ヒロイン 完
「あー、ばいばい」



私は引きつった笑みを浮かべて速攻この空間から逃げ出した。


やだ、やだ、やだ。


まさか颯太くんまで不良だったなんて……。


世も末だ。


しかも虎さん達と仲が良いってことは黄龍なんでしよ?


暴走族なんでしょ?



「最悪」


「なーにが最悪なの?」



私はいつの間にか人道りの少ない渡り廊下まで来ていた。


そして目の前には不良が三人。


もー、いい加減にして。



「浴衣着てんじゃん」


「かーわい。

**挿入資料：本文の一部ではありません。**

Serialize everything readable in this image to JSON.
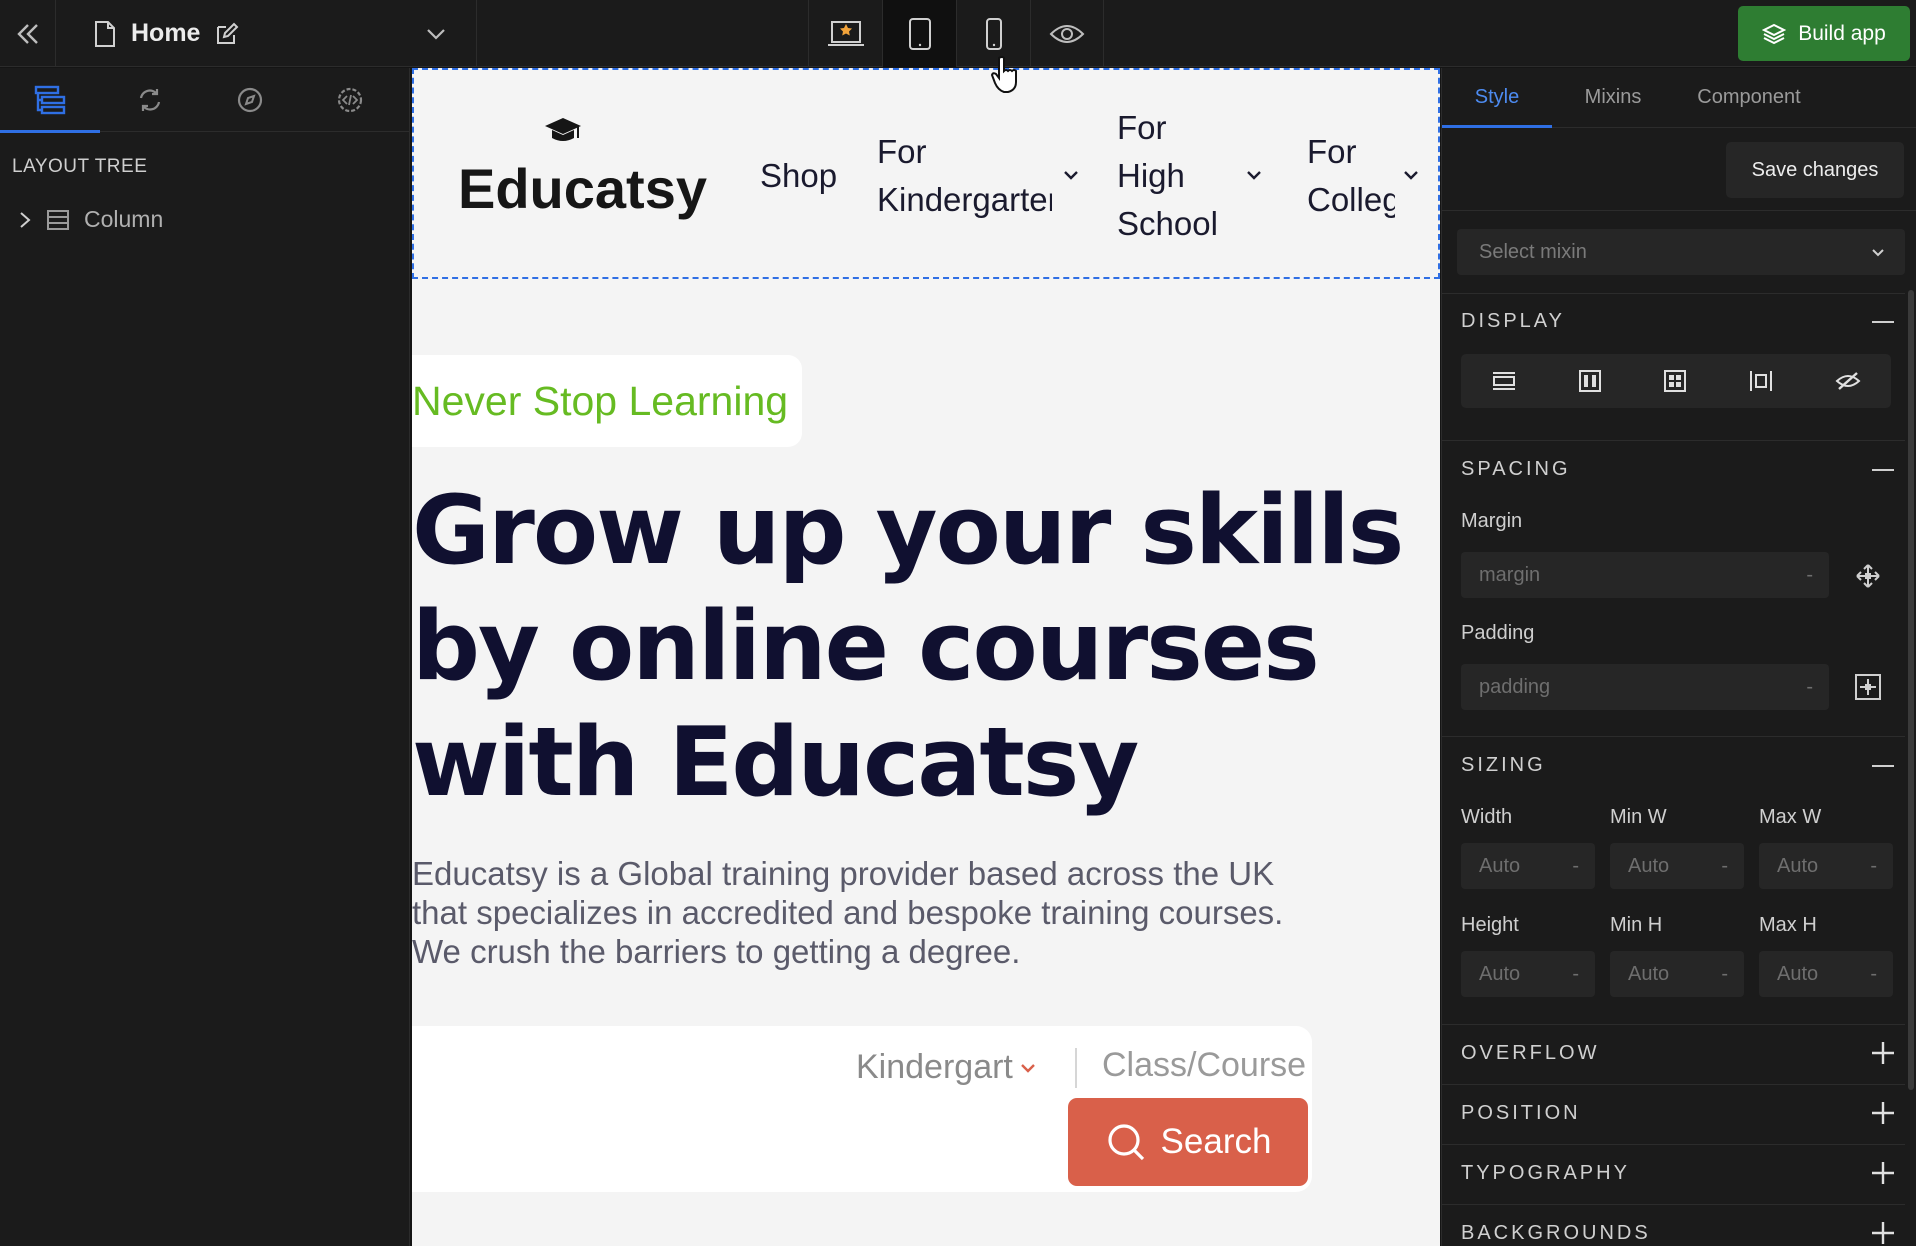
{
  "topbar": {
    "page_name": "Home",
    "build_label": "Build app"
  },
  "left_panel": {
    "tree_title": "LAYOUT TREE",
    "tree_items": [
      {
        "label": "Column"
      }
    ]
  },
  "canvas": {
    "brand": "Educatsy",
    "nav": {
      "shop": "Shop",
      "kindergarten_1": "For",
      "kindergarten_2": "Kindergarten",
      "high_school_1": "For",
      "high_school_2": "High",
      "high_school_3": "School",
      "college_1": "For",
      "college_2": "College"
    },
    "tagline": "Never Stop Learning",
    "hero_line1": "Grow up your skills",
    "hero_line2": "by online courses",
    "hero_line3": "with Educatsy",
    "description": "Educatsy is a Global training provider based across the UK that specializes in accredited and bespoke training courses. We crush the barriers to getting a degree.",
    "search": {
      "dropdown_value": "Kindergart",
      "class_placeholder": "Class/Course",
      "button_label": "Search"
    },
    "colors": {
      "tagline": "#66bb22",
      "search_button": "#d9604a",
      "hero_text": "#101030"
    }
  },
  "right_panel": {
    "tabs": {
      "style": "Style",
      "mixins": "Mixins",
      "component": "Component"
    },
    "save_label": "Save changes",
    "mixin_placeholder": "Select mixin",
    "sections": {
      "display": "DISPLAY",
      "spacing": "SPACING",
      "sizing": "SIZING",
      "overflow": "OVERFLOW",
      "position": "POSITION",
      "typography": "TYPOGRAPHY",
      "backgrounds": "BACKGROUNDS"
    },
    "spacing": {
      "margin_label": "Margin",
      "margin_placeholder": "margin",
      "padding_label": "Padding",
      "padding_placeholder": "padding",
      "dash": "-"
    },
    "sizing": {
      "width": "Width",
      "min_w": "Min W",
      "max_w": "Max W",
      "height": "Height",
      "min_h": "Min H",
      "max_h": "Max H",
      "auto": "Auto",
      "dash": "-"
    },
    "colors": {
      "accent": "#2f6fe4",
      "build": "#2e7d32"
    }
  }
}
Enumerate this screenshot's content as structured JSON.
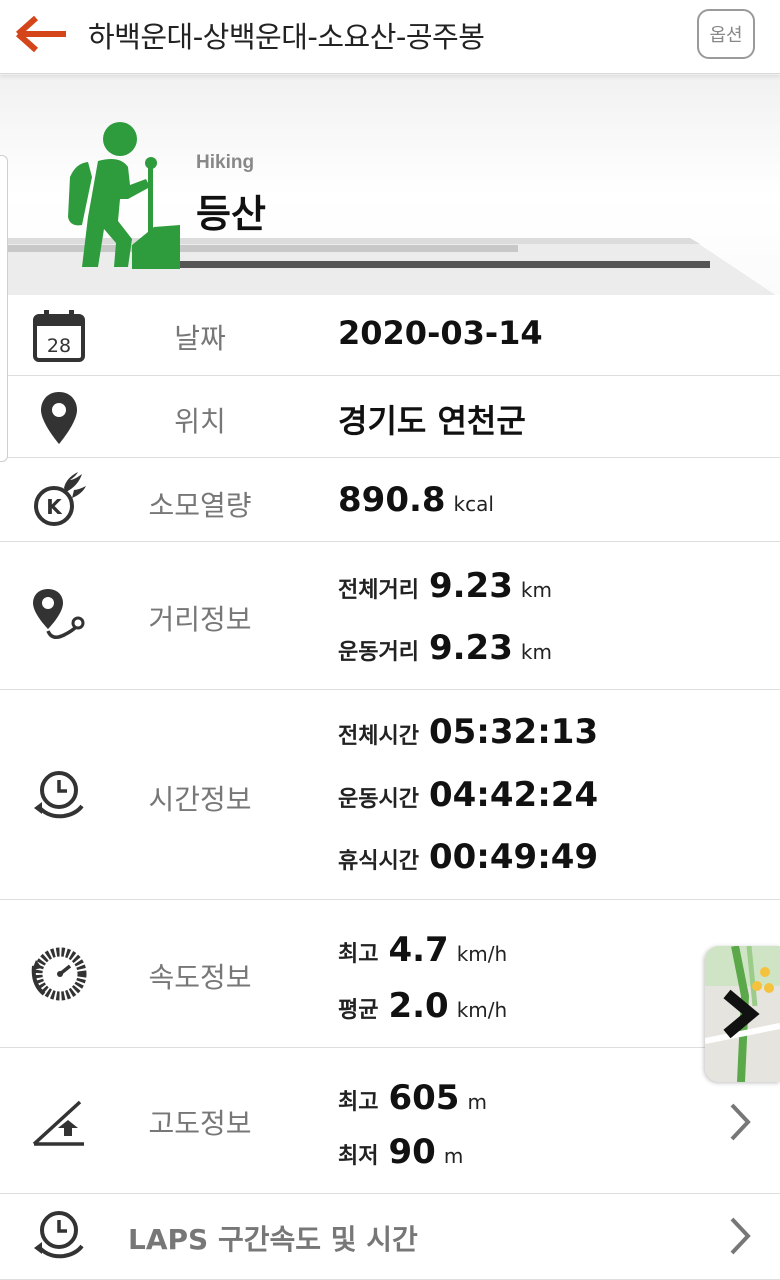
{
  "header": {
    "title": "하백운대-상백운대-소요산-공주봉",
    "option_label": "옵션",
    "accent_color": "#d4451a"
  },
  "hero": {
    "sub_label": "Hiking",
    "main_label": "등산",
    "icon_color": "#2e9c3c"
  },
  "calendar_day": "28",
  "rows": {
    "date": {
      "label": "날짜",
      "value": "2020-03-14"
    },
    "location": {
      "label": "위치",
      "value": "경기도 연천군"
    },
    "calories": {
      "label": "소모열량",
      "value": "890.8",
      "unit": "kcal"
    },
    "distance": {
      "label": "거리정보",
      "items": [
        {
          "key": "전체거리",
          "value": "9.23",
          "unit": "km"
        },
        {
          "key": "운동거리",
          "value": "9.23",
          "unit": "km"
        }
      ]
    },
    "time": {
      "label": "시간정보",
      "items": [
        {
          "key": "전체시간",
          "value": "05:32:13"
        },
        {
          "key": "운동시간",
          "value": "04:42:24"
        },
        {
          "key": "휴식시간",
          "value": "00:49:49"
        }
      ]
    },
    "speed": {
      "label": "속도정보",
      "items": [
        {
          "key": "최고",
          "value": "4.7",
          "unit": "km/h"
        },
        {
          "key": "평균",
          "value": "2.0",
          "unit": "km/h"
        }
      ]
    },
    "altitude": {
      "label": "고도정보",
      "items": [
        {
          "key": "최고",
          "value": "605",
          "unit": "m"
        },
        {
          "key": "최저",
          "value": "90",
          "unit": "m"
        }
      ]
    },
    "laps": {
      "label": "LAPS 구간속도 및 시간"
    }
  }
}
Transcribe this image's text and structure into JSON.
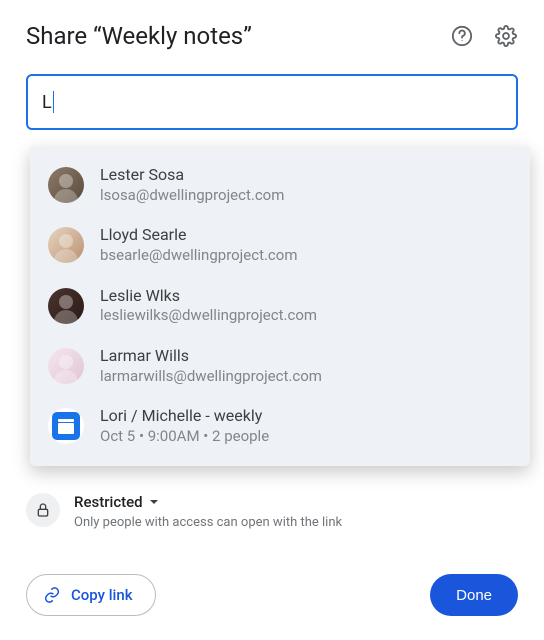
{
  "title": "Share “Weekly notes”",
  "search": {
    "value": "L"
  },
  "suggestions": [
    {
      "name": "Lester Sosa",
      "email": "lsosa@dwellingproject.com",
      "avatar": "av1",
      "type": "person"
    },
    {
      "name": "Lloyd Searle",
      "email": "bsearle@dwellingproject.com",
      "avatar": "av2",
      "type": "person"
    },
    {
      "name": "Leslie Wlks",
      "email": "lesliewilks@dwellingproject.com",
      "avatar": "av3",
      "type": "person"
    },
    {
      "name": "Larmar Wills",
      "email": "larmarwills@dwellingproject.com",
      "avatar": "av4",
      "type": "person"
    },
    {
      "name": "Lori / Michelle - weekly",
      "email": "Oct 5 • 9:00AM • 2 people",
      "avatar": "cal",
      "type": "event"
    }
  ],
  "access": {
    "label": "Restricted",
    "description": "Only people with access can open with the link"
  },
  "buttons": {
    "copy_link": "Copy link",
    "done": "Done"
  }
}
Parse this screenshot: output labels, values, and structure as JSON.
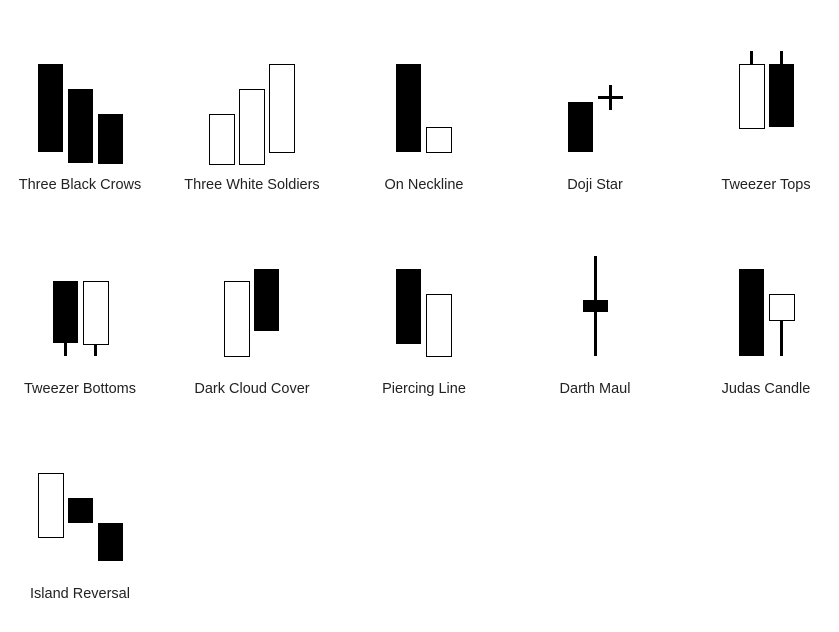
{
  "patterns": [
    {
      "name": "Three Black Crows"
    },
    {
      "name": "Three White Soldiers"
    },
    {
      "name": "On Neckline"
    },
    {
      "name": "Doji Star"
    },
    {
      "name": "Tweezer Tops"
    },
    {
      "name": "Tweezer Bottoms"
    },
    {
      "name": "Dark Cloud Cover"
    },
    {
      "name": "Piercing Line"
    },
    {
      "name": "Darth Maul"
    },
    {
      "name": "Judas Candle"
    },
    {
      "name": "Island Reversal"
    }
  ],
  "colors": {
    "bearish": "#000000",
    "bullish": "#ffffff",
    "outline": "#000000"
  }
}
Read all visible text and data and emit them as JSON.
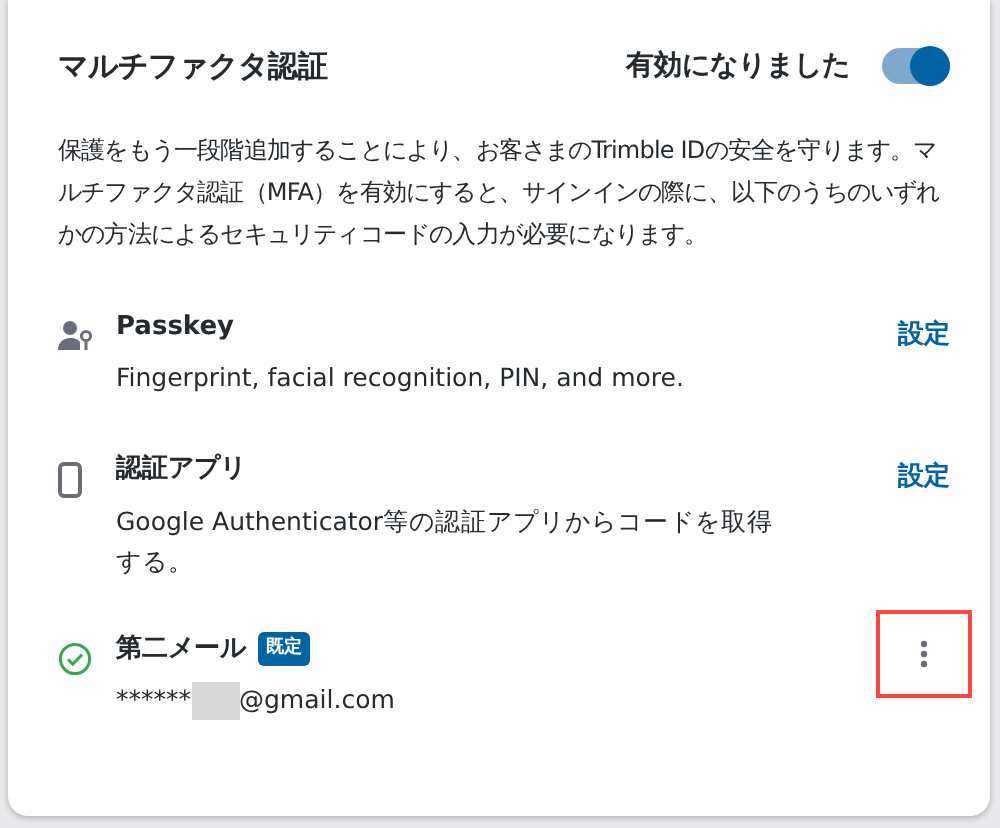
{
  "section": {
    "title": "マルチファクタ認証",
    "status": "有効になりました",
    "enabled": true
  },
  "description": "保護をもう一段階追加することにより、お客さまのTrimble IDの安全を守ります。マルチファクタ認証（MFA）を有効にすると、サインインの際に、以下のうちのいずれかの方法によるセキュリティコードの入力が必要になります。",
  "methods": [
    {
      "kind": "passkey",
      "title": "Passkey",
      "description": "Fingerprint, facial recognition, PIN, and more.",
      "action": "設定"
    },
    {
      "kind": "app",
      "title": "認証アプリ",
      "description": "Google Authenticator等の認証アプリからコードを取得する。",
      "action": "設定"
    },
    {
      "kind": "email",
      "title": "第二メール",
      "badge": "既定",
      "email_masked": "******",
      "email_domain": "@gmail.com",
      "highlighted": true
    }
  ]
}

浴衣ってことは二年のコスプレ喫茶の子?」



何?


私この人達の相手しなきゃいけないの?



「あれー?俺この子どっかで見たことあるー」



そう言って茶髪のおにーさんが顔を無駄に近付けてきた。


不良って顔近付けるのが趣味なんですか?


さすがに慣れた。


慣れって怖いねー。



「あ、思い出した!この子、今年の有名人ちゃんだ!」


「てことは、まっちゃんの女?」



三人は顔を見合わせ卑しい笑みを浮かべた。


やばい。



「まっちゃんの女に手ぇ出したら、どーなんのかな?」



どーにもなんないし。


てか、私まっちゃんの女じゃないし。



「やってみる価値あんじゃね?」



ない。


どう考えてもない。



「楽しそうじゃん?ヤッちゃう?」



本気なのか冗談なのか分からない笑みに背筋が凍った。